Canteberry v. State

107 So. 672 | Miss. | 1926

* Corpus Juris-Cyc. References: Criminal Law, 16CJ, p. 571, n. 93; Intoxicating Liquors, 33CJ, p. 674, n. 80; p. 679, n. 45, 56; On admissibility of evidence obtained in wrongful search, see notes in L.R.A. 1915B, 834; L.R.A. 1916E, 716; On admissibility of evidence obtained by illegal search and seizure, see notes in 24 A.L.R. 1408; 32 A.L.R. 408; 41 A.L.R. 1145; 10 R.C.L., p. 933; 2 R.C.L. Supp., p. 1112; 4 R.C.L. Supp., p. 679; 5 R.C.L. Supp., 572. J.C. Canteberry appeals from a conviction on a charge of having intoxicating liquor in his possession. *466

The decisive question in the case is whether or not the testimony of the officer who made the search and found the liquor was admissible in evidence against the accused at the trial.
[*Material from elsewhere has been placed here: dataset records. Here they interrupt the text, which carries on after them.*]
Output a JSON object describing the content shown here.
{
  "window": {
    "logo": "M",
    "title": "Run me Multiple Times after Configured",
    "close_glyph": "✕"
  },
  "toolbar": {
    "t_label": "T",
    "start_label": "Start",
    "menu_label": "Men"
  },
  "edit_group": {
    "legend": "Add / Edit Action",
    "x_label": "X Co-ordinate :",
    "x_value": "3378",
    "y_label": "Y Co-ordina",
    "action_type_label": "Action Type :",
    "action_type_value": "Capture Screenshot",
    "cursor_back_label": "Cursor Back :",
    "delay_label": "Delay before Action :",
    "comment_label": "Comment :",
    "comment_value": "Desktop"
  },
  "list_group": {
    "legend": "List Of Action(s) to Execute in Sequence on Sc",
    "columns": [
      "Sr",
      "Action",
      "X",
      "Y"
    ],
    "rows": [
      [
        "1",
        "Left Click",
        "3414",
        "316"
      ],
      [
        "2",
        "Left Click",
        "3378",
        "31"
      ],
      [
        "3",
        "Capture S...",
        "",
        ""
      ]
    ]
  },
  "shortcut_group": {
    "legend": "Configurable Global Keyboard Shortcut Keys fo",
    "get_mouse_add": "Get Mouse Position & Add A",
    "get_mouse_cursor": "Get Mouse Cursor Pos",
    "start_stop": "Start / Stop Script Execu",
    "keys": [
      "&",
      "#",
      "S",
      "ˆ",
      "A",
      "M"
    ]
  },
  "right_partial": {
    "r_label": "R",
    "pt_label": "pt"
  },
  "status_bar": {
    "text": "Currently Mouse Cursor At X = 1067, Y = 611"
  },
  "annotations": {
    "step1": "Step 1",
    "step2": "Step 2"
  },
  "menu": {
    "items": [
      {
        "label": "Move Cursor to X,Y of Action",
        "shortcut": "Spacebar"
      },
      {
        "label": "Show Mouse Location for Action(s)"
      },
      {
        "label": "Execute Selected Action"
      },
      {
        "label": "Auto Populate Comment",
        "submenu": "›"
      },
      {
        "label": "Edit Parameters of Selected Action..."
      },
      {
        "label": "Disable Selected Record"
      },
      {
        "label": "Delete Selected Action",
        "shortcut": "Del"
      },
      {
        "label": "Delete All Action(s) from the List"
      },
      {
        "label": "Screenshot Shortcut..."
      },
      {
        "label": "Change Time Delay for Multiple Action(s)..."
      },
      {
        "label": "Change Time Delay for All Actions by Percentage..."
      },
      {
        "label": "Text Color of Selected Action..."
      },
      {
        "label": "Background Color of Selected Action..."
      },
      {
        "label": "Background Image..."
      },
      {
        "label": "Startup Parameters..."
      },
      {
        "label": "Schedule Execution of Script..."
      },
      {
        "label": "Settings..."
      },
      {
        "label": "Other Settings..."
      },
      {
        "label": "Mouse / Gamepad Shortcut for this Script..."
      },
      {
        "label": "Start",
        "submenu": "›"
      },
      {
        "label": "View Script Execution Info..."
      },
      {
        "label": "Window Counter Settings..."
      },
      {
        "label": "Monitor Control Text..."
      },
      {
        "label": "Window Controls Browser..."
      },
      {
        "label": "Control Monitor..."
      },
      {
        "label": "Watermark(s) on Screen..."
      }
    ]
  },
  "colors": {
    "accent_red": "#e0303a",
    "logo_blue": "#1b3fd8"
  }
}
To put it in different words, Does the case come within the rule announced in the Tucker case, 90 So. 845, 128 Miss. 211, 24 A.L.R. 1377, which holds that testimony secured by an unlawful search is inadmissible in evidence?

The story of the case may be briefly told as follows: The appellant, Canteberry, rode his horse into the town of Kilmichael and hitched him to a rack in the public square. The city marshal, one Mr. Murphy, saw Mr. Canteberry get off of his horse. When he got off of his horse he was staggering as if somewhat under the influence of liquor. After Canteberry had left his horse to go to a store and transact some business, Murphy approached the horse, and claimed to have smelled intoxicating liquor as he got near the horse. Mr. Canteberry had left a bundle, which was a jumper folded together, tied to the horn of his saddle. Murphy testified that he saw the imprint of a bottle in the jumper, and he took the jumper, searched it, and found a bottle of whisky therein. Murphy had no warrant to search the jumper, nor any other possession of Canteberry, nor did he have any cause to arrest him.
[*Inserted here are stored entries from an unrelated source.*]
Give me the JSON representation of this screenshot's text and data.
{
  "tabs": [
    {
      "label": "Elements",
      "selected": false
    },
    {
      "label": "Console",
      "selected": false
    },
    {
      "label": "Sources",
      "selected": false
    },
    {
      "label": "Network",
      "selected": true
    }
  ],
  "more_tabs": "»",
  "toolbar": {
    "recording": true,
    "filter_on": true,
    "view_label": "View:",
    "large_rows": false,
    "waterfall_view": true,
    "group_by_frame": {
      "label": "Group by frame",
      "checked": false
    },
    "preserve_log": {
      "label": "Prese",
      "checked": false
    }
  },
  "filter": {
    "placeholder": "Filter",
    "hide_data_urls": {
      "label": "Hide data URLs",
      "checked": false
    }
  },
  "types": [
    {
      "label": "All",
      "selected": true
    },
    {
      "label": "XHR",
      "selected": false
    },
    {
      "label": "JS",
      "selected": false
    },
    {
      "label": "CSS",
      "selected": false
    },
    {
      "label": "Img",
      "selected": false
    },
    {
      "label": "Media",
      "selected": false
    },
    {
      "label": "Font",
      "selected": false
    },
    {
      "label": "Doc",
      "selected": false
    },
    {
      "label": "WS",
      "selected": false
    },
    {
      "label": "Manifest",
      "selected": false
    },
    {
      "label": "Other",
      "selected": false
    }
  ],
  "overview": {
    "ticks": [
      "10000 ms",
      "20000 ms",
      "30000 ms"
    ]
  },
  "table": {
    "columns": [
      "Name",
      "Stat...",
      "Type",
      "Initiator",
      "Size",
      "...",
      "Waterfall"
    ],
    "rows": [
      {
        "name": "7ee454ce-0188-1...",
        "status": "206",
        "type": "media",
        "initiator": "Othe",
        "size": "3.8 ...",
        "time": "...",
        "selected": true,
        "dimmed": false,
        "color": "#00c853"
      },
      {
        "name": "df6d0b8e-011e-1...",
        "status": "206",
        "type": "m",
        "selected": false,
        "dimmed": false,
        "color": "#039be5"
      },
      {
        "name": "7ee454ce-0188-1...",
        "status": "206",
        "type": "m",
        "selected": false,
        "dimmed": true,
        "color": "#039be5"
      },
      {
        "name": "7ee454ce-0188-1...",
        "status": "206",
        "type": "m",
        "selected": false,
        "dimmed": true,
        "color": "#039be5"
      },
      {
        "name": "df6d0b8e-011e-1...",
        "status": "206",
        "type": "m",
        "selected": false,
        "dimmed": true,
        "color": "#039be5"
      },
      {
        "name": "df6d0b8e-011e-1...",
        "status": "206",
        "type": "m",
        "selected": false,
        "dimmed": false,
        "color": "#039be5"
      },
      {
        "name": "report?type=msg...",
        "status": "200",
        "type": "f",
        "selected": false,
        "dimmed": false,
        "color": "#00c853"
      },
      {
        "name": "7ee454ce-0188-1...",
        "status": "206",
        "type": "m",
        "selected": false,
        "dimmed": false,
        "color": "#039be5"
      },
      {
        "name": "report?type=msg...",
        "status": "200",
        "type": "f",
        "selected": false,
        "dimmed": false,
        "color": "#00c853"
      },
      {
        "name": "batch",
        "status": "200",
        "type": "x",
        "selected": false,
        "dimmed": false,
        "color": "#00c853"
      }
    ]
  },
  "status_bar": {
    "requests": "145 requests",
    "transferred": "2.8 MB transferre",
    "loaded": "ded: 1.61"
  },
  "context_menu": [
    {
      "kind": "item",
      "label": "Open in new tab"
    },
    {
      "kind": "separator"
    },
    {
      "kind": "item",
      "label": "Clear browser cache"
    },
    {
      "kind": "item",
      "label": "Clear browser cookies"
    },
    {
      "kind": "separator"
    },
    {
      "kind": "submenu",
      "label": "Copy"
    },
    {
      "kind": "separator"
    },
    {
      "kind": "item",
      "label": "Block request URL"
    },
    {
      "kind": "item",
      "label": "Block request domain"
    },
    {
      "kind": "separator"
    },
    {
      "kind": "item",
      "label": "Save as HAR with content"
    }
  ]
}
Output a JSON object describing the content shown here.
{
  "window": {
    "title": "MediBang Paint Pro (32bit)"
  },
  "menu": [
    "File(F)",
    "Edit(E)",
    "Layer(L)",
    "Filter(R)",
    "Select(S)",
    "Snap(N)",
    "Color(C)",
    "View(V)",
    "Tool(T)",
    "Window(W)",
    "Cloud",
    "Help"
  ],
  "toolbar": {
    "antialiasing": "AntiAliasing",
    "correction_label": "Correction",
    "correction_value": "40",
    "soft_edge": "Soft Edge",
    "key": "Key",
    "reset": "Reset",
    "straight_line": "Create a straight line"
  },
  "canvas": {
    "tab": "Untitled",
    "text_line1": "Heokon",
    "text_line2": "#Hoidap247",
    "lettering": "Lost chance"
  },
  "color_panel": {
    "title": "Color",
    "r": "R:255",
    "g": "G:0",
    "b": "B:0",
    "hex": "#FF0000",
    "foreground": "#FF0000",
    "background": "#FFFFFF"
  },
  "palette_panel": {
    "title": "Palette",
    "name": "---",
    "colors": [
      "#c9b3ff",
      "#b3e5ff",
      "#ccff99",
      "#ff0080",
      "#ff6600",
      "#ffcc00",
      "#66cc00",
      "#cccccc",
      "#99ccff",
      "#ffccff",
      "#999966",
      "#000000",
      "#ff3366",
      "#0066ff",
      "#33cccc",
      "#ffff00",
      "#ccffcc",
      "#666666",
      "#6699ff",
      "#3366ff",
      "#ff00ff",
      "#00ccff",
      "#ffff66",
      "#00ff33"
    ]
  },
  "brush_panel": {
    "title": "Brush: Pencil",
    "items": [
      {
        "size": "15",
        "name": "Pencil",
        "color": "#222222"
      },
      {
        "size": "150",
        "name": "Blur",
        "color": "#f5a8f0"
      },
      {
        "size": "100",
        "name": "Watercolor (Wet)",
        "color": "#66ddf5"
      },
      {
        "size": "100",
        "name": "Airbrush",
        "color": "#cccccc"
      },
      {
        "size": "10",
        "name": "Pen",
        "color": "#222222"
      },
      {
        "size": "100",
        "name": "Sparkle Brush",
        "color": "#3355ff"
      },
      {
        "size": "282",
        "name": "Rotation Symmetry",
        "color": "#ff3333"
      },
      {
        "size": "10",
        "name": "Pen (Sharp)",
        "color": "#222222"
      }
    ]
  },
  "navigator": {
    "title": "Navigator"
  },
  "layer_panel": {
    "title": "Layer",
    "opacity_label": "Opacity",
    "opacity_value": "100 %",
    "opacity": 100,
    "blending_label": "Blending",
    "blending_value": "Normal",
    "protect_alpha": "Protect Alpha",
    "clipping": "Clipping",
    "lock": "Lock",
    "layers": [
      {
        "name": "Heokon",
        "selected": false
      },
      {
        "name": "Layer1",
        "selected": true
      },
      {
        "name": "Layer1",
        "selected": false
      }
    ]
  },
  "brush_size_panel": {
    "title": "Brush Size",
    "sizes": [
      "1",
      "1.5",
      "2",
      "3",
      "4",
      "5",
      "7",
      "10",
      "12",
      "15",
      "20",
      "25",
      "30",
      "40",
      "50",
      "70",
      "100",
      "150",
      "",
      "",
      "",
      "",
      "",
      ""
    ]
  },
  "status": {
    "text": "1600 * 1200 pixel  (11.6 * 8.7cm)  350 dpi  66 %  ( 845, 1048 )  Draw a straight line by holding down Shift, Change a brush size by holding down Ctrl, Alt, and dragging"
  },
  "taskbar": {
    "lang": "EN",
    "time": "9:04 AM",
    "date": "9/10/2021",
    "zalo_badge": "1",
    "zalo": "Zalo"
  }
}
Mr. Canteberry soon returned to his horse, got on him, and rode home, whereupon he discovered that some personal articles he left in the jumper were missing; so he rode back to town and asked the marshal if he had seen anything of his mail he left in the jumper package, whereupon the marshal proceeded to charge him with having intoxicating liquor in his possession. Canteberry denied the charge, but was convicted upon the testimony of Murphy, which was secured without a search warrant, as stated above. This testimony was objected to at the trial.

We think this case comes within the rule announced in theTucker case, supra. The jumper was folded and tied together, and was hanging to the horn of appellant's *467 saddle. It was a package, or we may say it was a bundle of wearing apparel, and was a personal private possession, and it could not be searched without a warrant first being secured for that purpose; therefore, the testimony of Murphy, which was secured by unlawful search, was inadmissible at the trial.
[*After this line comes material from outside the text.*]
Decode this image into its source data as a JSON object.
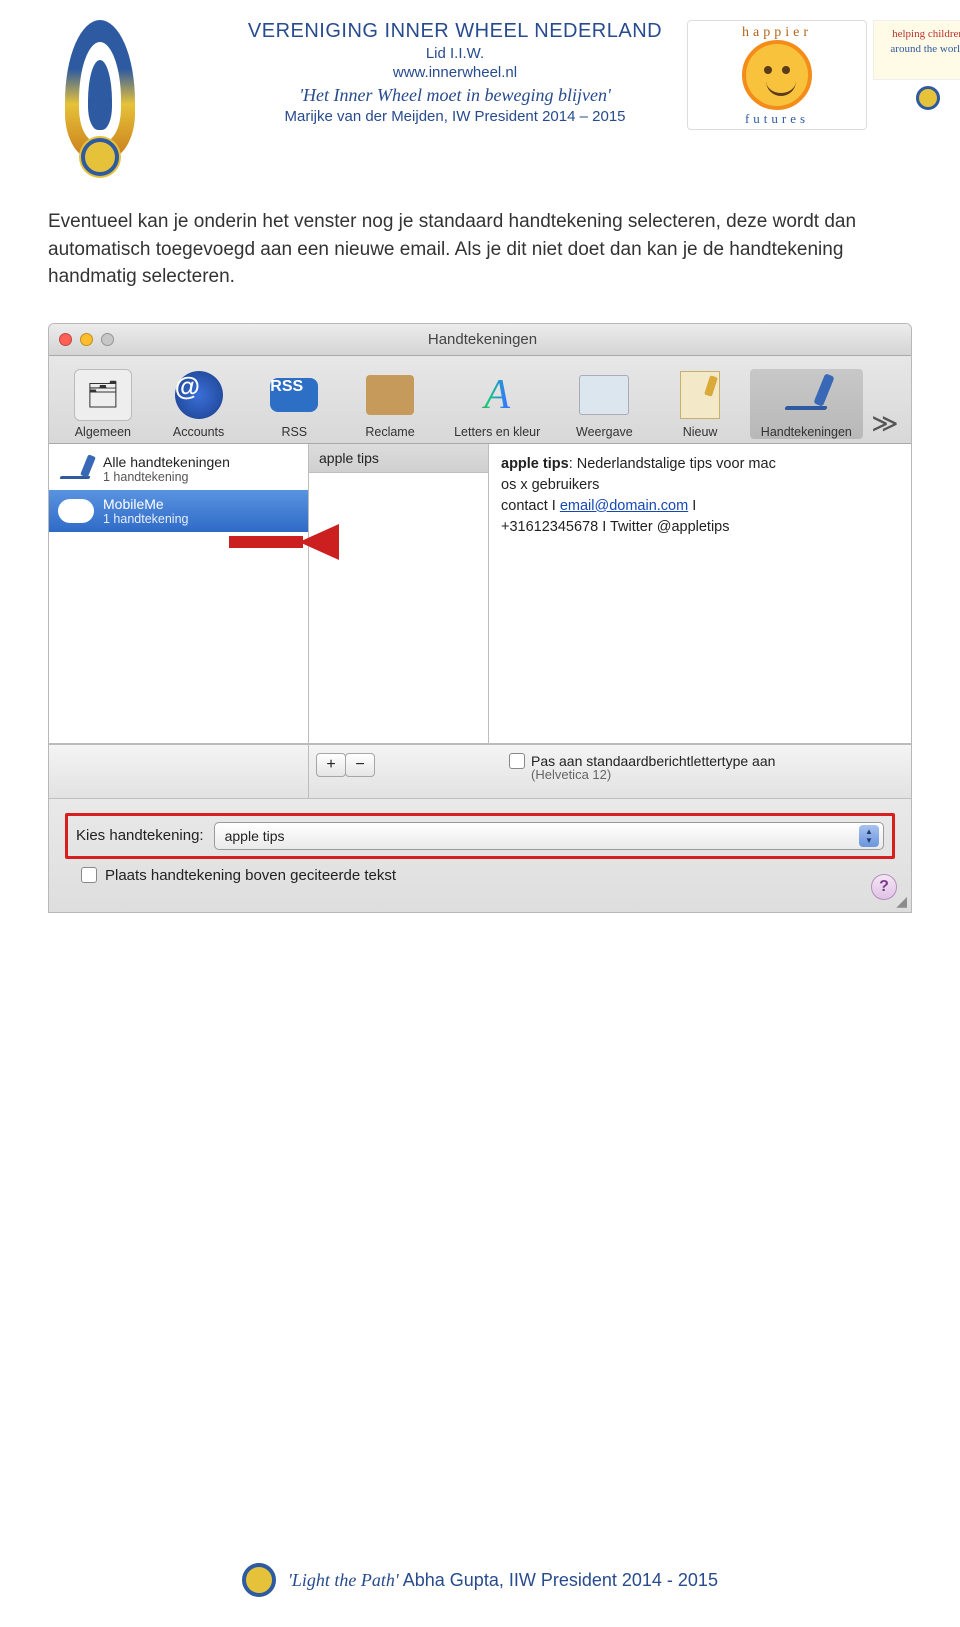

Murphy did not have the right to search the jumper, because he did not know at that time that it contained liquor. He said he saw the impression of a bottle in the jumper, but that he did not know what the bottle contained; that he merely suspected that liquor was in the jumper because of appearances and the fact that he could smell it in the atmosphere before he reached the horse, and because he had seen the appellant reel when he got off of his horse.

There are several decisions of this court which support the view announced above, and we can see no good purpose to be served in discussing the question, except to say again that the private personal possessions of a citizen cannot be searched unless a warrant is first secured to make the search; and we consider packages in the possession of a person, such as suit cases, grips, bundles of wearing apparel, etc., are private personal possessions which cannot be searched without a warrant, unless the party is first lawfully arrested. None of these conditions appear in this case, and Murphy did not know that the jumper had whisky in it; therefore the judgment of the lower court must be reversed and the case remanded. See Eli Butler v. State, 101 So. 193, 135 Miss. 885.